Many of the world’s most successful businessmen will tell you to listen to all information, even what you don’t want to hear. Many of the best businessmen listen to the people that work both with them and below them and learn to understand inner desires of the market they serve. When the market is telling them something, they listen and act.
When I want to improve, I ask others to give it to me real. I need to know what people are really thinking. People may still have their reservations about telling the full truth about what they think, but encouraging them to tell you what’s closest to the truth as possible will still get you closer to it.
This said, a truthful, especially thoughtful compliment is great as well. But I want to hear criticism of my own work if that criticism is going to make me better at what I do.
You should do this too.
The echo chamber is a powerful blockade of intellectual development. A man should always remain open-minded to factual information, even if it does not support his current view of the world. This said, even if you can rationally determine that the “other side” is blatantly lying, you should still be aware of what they are saying and why.

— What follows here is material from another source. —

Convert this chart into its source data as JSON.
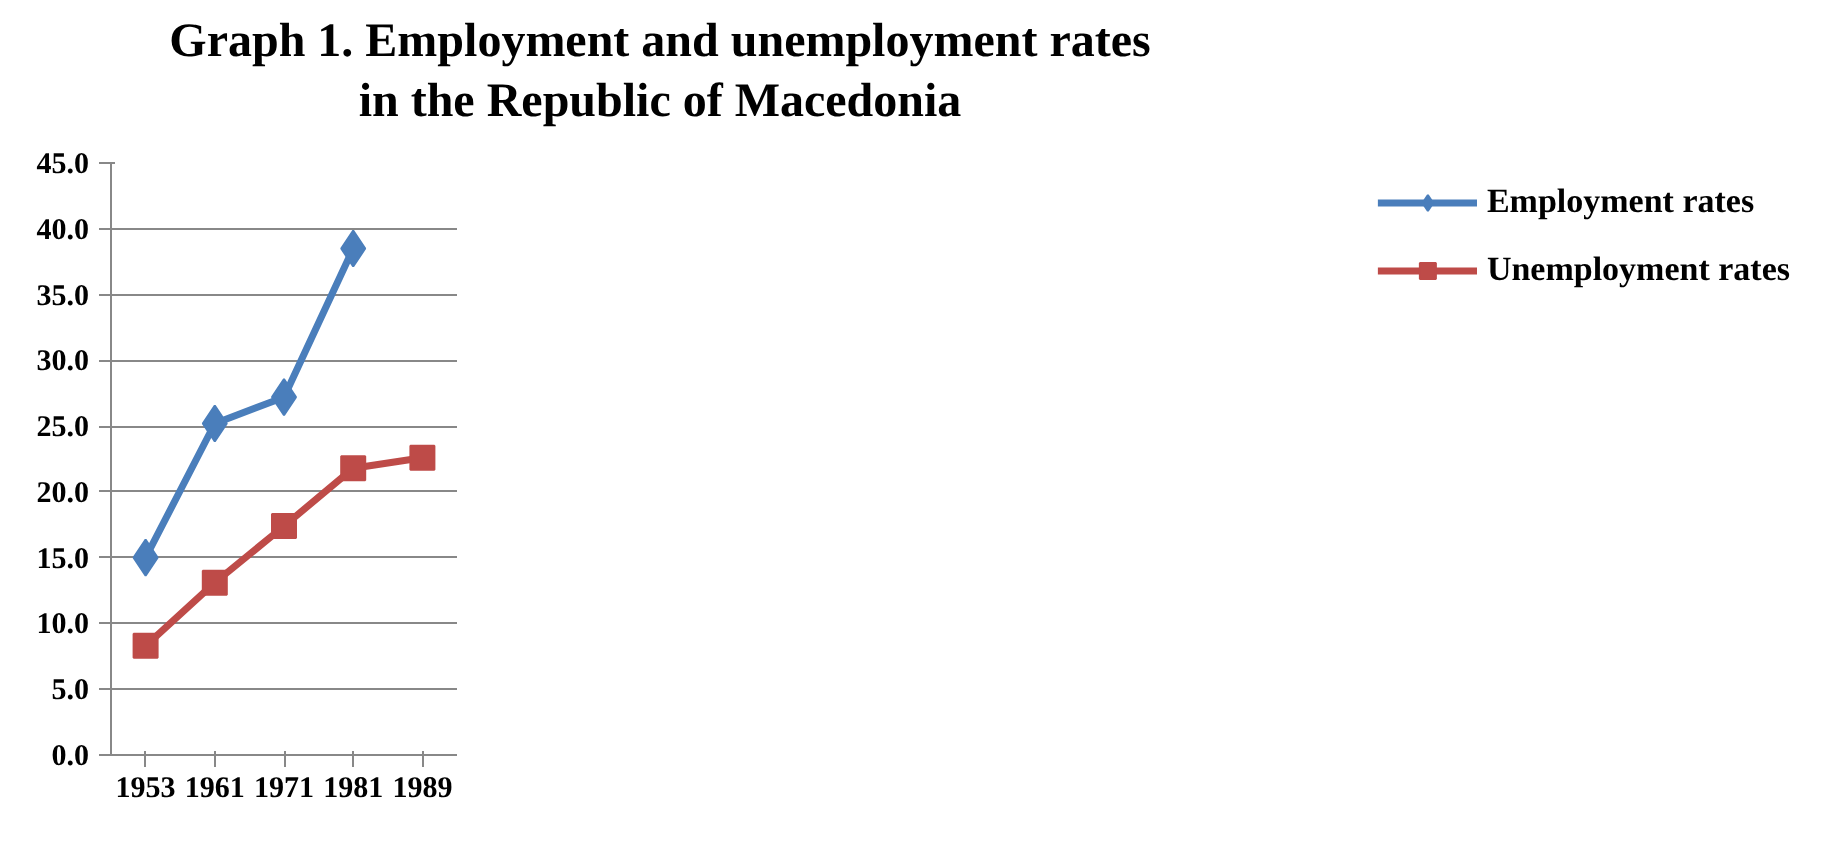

Additionally, men must learn and grow from inconvenient facts and criticism. This does not mean you need to be apologetic or to take criticism to heart, but instead, to understand the viewpoints of those who criticise you and what their motives are in order to improve yourself and your mission.
If you don’t do these things, you’re shutting yourself out to a ton of information that you can learn and grow from. You’re closing yourself off to a mindset that is essential to your own success.
Remember these lessons, and take them with you for the rest of your life as you seek to spur your intellectual and masculine development.